Parmi les commensaux de la cour de Stanislas, il y avait un brillant officier, marquis de fraîche date, Saint-Lambert. Il était né à Nancy le 26 décembre 1716.

Son père s'appelait simplement Lambert. Il avait épousé une demoiselle noble à peu près ruinée, Melle de Chevalier, se trouvant ainsi apparenté aux meilleurs familles du pays. Il prit alors le nom plus décoratif de Saint-Lambert, devint lieutenant de grenadiers au régiment des gardes de son altesse. Il fut èlevé dans une camaraderie presque journalière avec les enfants de la famille de Craon, et se trouva intimement lié avec le futur prince de Beauvau.

Comme il savait se donner grande allure, comme il était jeune et fort joli garçon, il devint bientôt la coqueluche des belles dames de Lunéville et de Nancy.

Sa réputation littéraire contribue encore à le grandir; Il compose des poésies qu'on s'arrache dans les salon; Il rime des madrigaux pour les dames; Voltaire lui adresse des épîtres, on le proclame grand poète; Il est célèbre.

Quelques unes des premières productions du jeune poète sont en effet fort jolies.
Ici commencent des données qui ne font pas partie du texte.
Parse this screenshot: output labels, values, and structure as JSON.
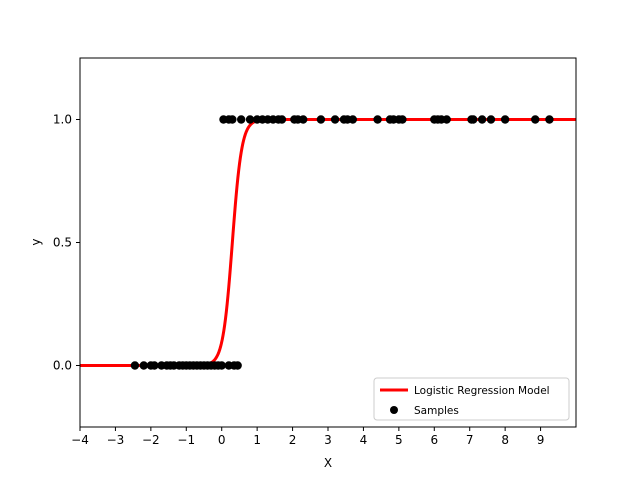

Il passe un hiver chez des parents jansénistes et de là, envoie au prince de Beauvau cette épître où il se moque spirituellement du rigorisme qui l'entoure.

A vivre au sein du jansénisme,

Cher prince je suis condamné,

Et des muses abandonné

Dans le vieux château de Ternai,

Je répète mon catéchisme.

Des intrigues de Port-Royal,

J'apprends à fond tous les mystères,

J'entends mettre au rang des saints-pères,

Nicole, Quesnel et Pascal.

En revanche, il couvre d'éloges les jésuites plus tolérants qui furent ses maîtres à Pont-à-Mousson:

Indulgente société!

O vous, dévôts plus raisonnables, apôtres pleins d'autorité

Le goût polit vos moeurs aimables

Aux charmes touchants du bréviaire

Vous entremêlez prudemment

Et du Virgile et du Voltaire.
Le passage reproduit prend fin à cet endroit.